Latin Americans cheer Pope Francis

(Photo: Reuters / Enrique Marcarian)Roman Catholics celebrate the election of Argentine Cardinal Jorge Bergoglio as the new Pope, at the Metropolitan Cathedral in Buenos Aires, March 13, 2013. Pope Francis, the former Cardinal Jorge Bergoglio, delivered his first blessing to a huge crowd in St Peter's Square on Wednesday night, asking for the prayers of "all men and women of good will" to help him lead the Catholic Church.

Latin America is overjoyed to have its first pope.

He is also the first Pope Francis and Jesuit to lead the Roman Catholic Church. 

Latin America is home to 40 percent of the world's Catholics. So its no great surprise that 115 carninal electors finally took notice of the large size of Latin Catholics outside Europe.

Pope Francis I sets an example to the rich by rejecting the trappings of luxury in an era of shaky economic stability.

Many hope his outspokedness of economic excess in Argentine will spill over to the Vatican's Curia which has a reputation for being run by a closed group of insiders unwilling to work in a transparent manner.

Too many in Buenos Aires, he is known as simply as "Father Jorge." As Archbishop of Buenos Aires he rode on the subway and shunned a traditional mansion for a downtown apartment where he cooks for himself, in the country he was born in and spent most of his working life.

The former Cardinal Jorge Mario Bergoglio has a reputation for his focus on working for the poor.

"We are aware of Bergoglio's work in the Diocese of Buenos Aires and we recognize him as a person of particular sensitivity to social problems and for ecumenical dialogue," said Rev. Nilton Giese, general secretary of the Latin America Council of Churches.

The Catholic Church is not a member of the Latin American ecumenical body that has its headquarters in Quito, Ecuador, but it works closely with it.

"Although Bergoglio is described as a moderate conservative, the Jesuits have a reputation in the modern church for rigorous and independent thought, and under Pope John Paul II they were in deep disfavour for their sympathy with liberation theology in Latin America," wrote Andrew Brown a religous commentator in The Guardian.

Pope Francis is known for efforts to mend the reputation of a Catholic Church that shed many of its followers after it failed to sufficiently Argentina's 1976-83 dictatorship responsible for murdering its opponents.

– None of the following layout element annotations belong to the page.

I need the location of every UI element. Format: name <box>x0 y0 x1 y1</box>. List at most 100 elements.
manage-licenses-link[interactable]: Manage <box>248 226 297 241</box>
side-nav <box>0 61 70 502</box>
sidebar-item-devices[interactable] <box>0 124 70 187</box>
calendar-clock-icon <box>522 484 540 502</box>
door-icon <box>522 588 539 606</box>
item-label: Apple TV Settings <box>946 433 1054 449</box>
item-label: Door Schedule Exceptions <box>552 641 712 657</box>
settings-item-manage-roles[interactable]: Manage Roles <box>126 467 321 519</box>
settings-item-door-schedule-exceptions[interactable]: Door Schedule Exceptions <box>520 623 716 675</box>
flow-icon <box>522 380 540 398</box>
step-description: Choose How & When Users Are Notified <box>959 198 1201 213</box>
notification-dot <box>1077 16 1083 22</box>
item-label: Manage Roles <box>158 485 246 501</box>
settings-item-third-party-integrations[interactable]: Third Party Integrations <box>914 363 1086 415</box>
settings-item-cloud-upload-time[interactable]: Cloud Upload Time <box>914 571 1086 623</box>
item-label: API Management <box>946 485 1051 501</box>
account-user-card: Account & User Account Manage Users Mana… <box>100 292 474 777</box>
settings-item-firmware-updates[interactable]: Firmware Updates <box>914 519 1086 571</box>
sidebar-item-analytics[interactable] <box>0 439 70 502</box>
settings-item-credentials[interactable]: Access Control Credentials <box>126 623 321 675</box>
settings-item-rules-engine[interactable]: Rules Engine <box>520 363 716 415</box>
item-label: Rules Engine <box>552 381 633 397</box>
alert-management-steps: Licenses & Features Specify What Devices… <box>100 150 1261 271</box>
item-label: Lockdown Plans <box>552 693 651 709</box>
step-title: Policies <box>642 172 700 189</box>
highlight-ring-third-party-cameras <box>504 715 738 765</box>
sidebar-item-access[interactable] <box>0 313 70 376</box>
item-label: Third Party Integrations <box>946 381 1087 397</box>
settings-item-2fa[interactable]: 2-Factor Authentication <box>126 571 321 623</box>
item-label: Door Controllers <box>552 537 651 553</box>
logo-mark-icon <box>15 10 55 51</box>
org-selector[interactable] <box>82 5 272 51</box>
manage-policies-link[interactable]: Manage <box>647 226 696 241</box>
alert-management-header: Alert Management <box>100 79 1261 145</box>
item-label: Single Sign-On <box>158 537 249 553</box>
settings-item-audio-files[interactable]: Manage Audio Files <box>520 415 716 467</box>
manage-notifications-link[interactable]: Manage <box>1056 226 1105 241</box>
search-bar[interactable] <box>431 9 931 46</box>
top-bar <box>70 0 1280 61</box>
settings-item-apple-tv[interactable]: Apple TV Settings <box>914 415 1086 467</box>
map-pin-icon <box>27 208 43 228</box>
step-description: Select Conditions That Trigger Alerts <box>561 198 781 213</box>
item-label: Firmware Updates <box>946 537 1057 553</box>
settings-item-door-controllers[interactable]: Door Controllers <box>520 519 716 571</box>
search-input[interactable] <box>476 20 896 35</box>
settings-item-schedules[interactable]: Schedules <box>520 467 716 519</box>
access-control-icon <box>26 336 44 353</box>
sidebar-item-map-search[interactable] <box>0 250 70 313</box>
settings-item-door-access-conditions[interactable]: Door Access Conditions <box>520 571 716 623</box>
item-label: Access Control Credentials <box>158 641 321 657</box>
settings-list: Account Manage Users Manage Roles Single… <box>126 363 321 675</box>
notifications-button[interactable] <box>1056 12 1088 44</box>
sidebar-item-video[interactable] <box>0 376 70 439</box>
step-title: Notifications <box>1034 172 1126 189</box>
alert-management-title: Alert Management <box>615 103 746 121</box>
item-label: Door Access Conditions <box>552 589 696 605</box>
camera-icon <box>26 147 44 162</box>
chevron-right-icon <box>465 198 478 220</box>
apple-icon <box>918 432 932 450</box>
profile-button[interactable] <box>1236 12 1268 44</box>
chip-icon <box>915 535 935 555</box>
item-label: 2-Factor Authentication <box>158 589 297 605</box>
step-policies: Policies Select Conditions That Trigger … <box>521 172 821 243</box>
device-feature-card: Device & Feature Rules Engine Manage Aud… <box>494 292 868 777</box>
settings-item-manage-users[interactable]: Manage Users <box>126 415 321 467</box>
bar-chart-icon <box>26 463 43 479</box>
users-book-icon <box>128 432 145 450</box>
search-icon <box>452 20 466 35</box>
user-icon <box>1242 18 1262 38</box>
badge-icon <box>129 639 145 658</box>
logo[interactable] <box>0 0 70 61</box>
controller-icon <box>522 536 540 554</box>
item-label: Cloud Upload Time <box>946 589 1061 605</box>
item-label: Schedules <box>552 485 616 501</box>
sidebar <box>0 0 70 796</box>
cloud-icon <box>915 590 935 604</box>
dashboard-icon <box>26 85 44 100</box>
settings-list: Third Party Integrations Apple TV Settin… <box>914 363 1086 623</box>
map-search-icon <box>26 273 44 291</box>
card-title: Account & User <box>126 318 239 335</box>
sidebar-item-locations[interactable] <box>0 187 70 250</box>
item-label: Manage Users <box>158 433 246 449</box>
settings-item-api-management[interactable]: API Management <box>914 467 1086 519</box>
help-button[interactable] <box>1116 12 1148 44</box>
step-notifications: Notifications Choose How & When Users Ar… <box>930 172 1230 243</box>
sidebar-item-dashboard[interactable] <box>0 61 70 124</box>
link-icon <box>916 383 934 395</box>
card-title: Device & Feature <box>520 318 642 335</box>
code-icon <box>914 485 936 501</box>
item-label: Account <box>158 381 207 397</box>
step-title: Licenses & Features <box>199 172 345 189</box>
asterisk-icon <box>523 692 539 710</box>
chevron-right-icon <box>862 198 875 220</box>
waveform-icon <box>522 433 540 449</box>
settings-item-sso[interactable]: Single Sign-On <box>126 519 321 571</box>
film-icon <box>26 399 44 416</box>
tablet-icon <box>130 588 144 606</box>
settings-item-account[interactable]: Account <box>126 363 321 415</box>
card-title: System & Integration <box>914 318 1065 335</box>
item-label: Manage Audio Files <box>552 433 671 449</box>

But some of his critics may still take aim him and his church for not doing enough during that dark era of Argentina's history when death squads lurked.

Still, Latin Americans are rejoicing over the election of Pope Francis and the meaning of an new era of greater openness for the Vatican.

(Photo: montage shows Pope Francis I seen when he was Cardinal Jorge Mario Bergoglio, Archbishop of Buenos Aires, with a supporter's football jersey and riding on the subway in the Argentine capital.

"We are also confident that his years of experience in the pastorate will help him to promote a new vision to those who suffer persecution and marginalization of any kind," Carlos Alfredo Duarte Voelker, president of the Evangelical Church of the River Plate (Argetine).

U.S. President Barack Obama also shared his joy after the new pontiff was elected noting, "as the first Pope from the Americas, his selection also speaks to the strength and vitality of a region that is increasingly shaping our world, and alongside millions of Hispanic Americans, those of us in the United States share the joy of this historic day."

While working to reinstill the political influence of the Church in society, Caridnal Bergoglio has strongly criticized Argentine's President Cristina Kirchner introduction of socially liberal measures, the church rejects, such as gay marriage and gay adoption to free contraceptives for all.

But he has no time for hypocrisy in the Catholic Church.

"In our ecclesiastical region there are priests who don't baptize the children of single mothers because they weren't conceived in the sanctity of marriage," Bergoglio told his priests, according the Irish Times newspaper.

"These are today's hypocrites. Those who clericalise the Church. Those who separate the people of God from salvation. And this poor girl who, rather than returning the child to sender, had the courage to carry it into the world, must wander from parish to parish so that it's baptized!"

Bergoglio's authorised biographer, Sergio Rubin got a rare interview with the cardinal for his book, The Jesuit.

"Is Bergoglio a progressive — a liberation theologist even? No. He's no third-world priest. Does he criticise the International Monetary Fund, and neoliberalism? Yes. Does he spend a great deal of time in the slums? Yes."